5. Look for the root cause.
Identify what in the interface (if anything) is potentially causing the problems identified.
If a participant clicked a non-clickable element, which one was it and can you deduce why? If a participant isn’t clicking something they should, is it because it’s not loading, not noticeable, or not phrased properly? If participants search for a featured product, but it’s buried on the second page of the search results, note this.
6. Repeat for the next participant.
Go through the next videos looking for other examples of the issue you identified as well as new problems and insights. After watching a few videos, you may need to return to an earlier video and recode or look to see whether you overlooked an issue you identified later. All the more reason to be sure you log the participant and task properly in Step 2.
7. Provide a frequency.
Of the videos you watch, compute the percentage of all participants that encountered the issues.

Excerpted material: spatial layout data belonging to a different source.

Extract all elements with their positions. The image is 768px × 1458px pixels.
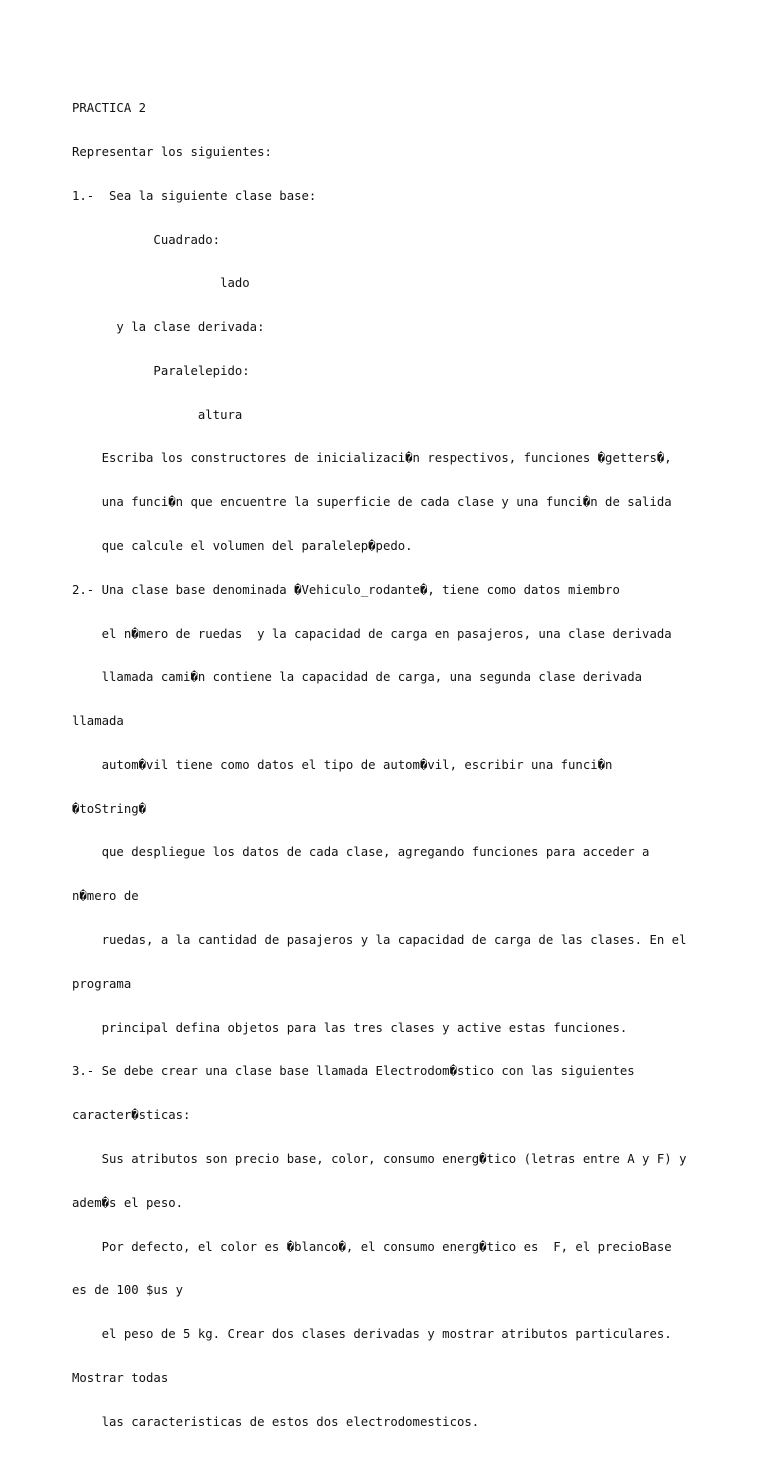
text-line: que despliegue los datos de cada clase, agregando funciones para acceder a — [72, 845, 650, 860]
text-line: adem�s el peso. — [72, 1195, 184, 1210]
text-line: 2.- Una clase base denominada �Vehiculo_rodante�, tiene como datos miembro — [72, 582, 620, 597]
text-line: Cuadrado: — [72, 232, 221, 247]
text-line: autom�vil tiene como datos el tipo de autom�vil, escribir una funci�n — [72, 757, 613, 772]
document-body — [72, 72, 712, 1458]
text-line: �toString� — [72, 801, 147, 816]
text-line: y la clase derivada: — [72, 320, 265, 335]
text-line: caracter�sticas: — [72, 1108, 191, 1123]
text-line: Paralelepido: — [72, 363, 250, 378]
text-line: 3.- Se debe crear una clase base llamada Electrodom�stico con las siguientes — [72, 1064, 635, 1079]
text-line: Representar los siguientes: — [72, 144, 272, 159]
text-line: llamada — [72, 714, 124, 729]
text-line: 1.- Sea la siguiente clase base: — [72, 188, 317, 203]
text-line: Mostrar todas — [72, 1370, 169, 1385]
text-line: lado — [72, 276, 250, 291]
text-line: altura — [72, 407, 243, 422]
text-line: programa — [72, 976, 132, 991]
text-line: las caracteristicas de estos dos electrodomesticos. — [72, 1414, 480, 1429]
text-line: el peso de 5 kg. Crear dos clases derivadas y mostrar atributos particulares. — [72, 1327, 672, 1342]
text-line: es de 100 $us y — [72, 1283, 184, 1298]
text-line: ruedas, a la cantidad de pasajeros y la capacidad de carga de las clases. En el — [72, 933, 687, 948]
text-line: principal defina objetos para las tres clases y active estas funciones. — [72, 1020, 628, 1035]
text-line: una funci�n que encuentre la superficie de cada clase y una funci�n de salida — [72, 495, 672, 510]
text-line: llamada cami�n contiene la capacidad de carga, una segunda clase derivada — [72, 670, 643, 685]
text-line: Sus atributos son precio base, color, consumo energ�tico (letras entre A y F) y — [72, 1151, 687, 1166]
text-line: n�mero de — [72, 889, 139, 904]
text-line: Por defecto, el color es �blanco�, el consumo energ�tico es F, el precioBase — [72, 1239, 672, 1254]
text-line: el n�mero de ruedas y la capacidad de carga en pasajeros, una clase derivada — [72, 626, 672, 641]
text-line: Escriba los constructores de inicializaci�n respectivos, funciones �getters�, — [72, 451, 672, 466]
text-line: PRACTICA 2 — [72, 101, 147, 116]
text-line: que calcule el volumen del paralelep�pedo. — [72, 539, 413, 553]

For example, if 10 of 20 participants had a problem using the filters on a website, note the number with the percentage: 50%. This is especially helpful when you’re sampling from a large number of videos; the more videos you watch, the more issues you will uncover. Having a percentage, instead of just the raw numbers, allows you and your stakeholders to better gauge the prevalence.
Use a screenshot or the video itself in a presentation to communicate the issue or insight to stakeholders. Similar to other usability issues, give recommendations when there’s a clear fix.
Here’s the result from the previous seven steps for an example from a retail website.
We watched 17 videos (from a total of 150 participants) from a retail website benchmark study that asked participants to select a blender with a minimum number of reviews.
Of the 17 videos, 12 participants (70%) encountered a significant delay or were unable to complete the task when the reviews weren’t showing up. The delay varied for some participants and is an example of where we went back to review videos after we noticed this issue. It’s also an example of a hybrid bug and feature. The site loaded most static content first to enable quick browsing (good) but the delay in dynamic content caused a new issue (bad).
Ratings and reviews are an important part of the shopping experience, so if participants don’t find these easily, they’re likely to look elsewhere (often Amazon).
9. Bonus insights: Include severity, global vs local, and confidence intervals.
You can also add additional information about the problems you uncover as you would for a standard usability test to prioritize the problems. This information can include
- Global or local: Is the issue affecting only one page or part of an application (local) or does it affect the entire website or app (global)? The difference has implications on both impact and potential development efforts.
- Assign a severity rating: You can categorize a lot of issues by severity. Even a simple three-point scale suffices to separate the trivial from the severe.
- Add a confidence interval: To understand what percentage of the population a problem will impact, provide the lower and upper bounds of the confidence interval using the Adjusted Wald calculator. For example, we can be 90% confident the review problem with the blender identified above will affect 50% and 85% of the population—a big impact uncovered from watching a relatively few number of videos.
Here are two more examples. Figure 2 shows that after watching five participant videos on AT&T, none of the participants were able to find the right phone plan. This problem corresponds to a very low task completion rate.
Figure 3 shows two problems uncovered from watching 37 videos on OpenTable.com. 6 participants had a problem expanding the filter to find the French option and 15 participants had a problem finding smaller cities. Both issues contributed to long task times in this restaurant-review benchmark.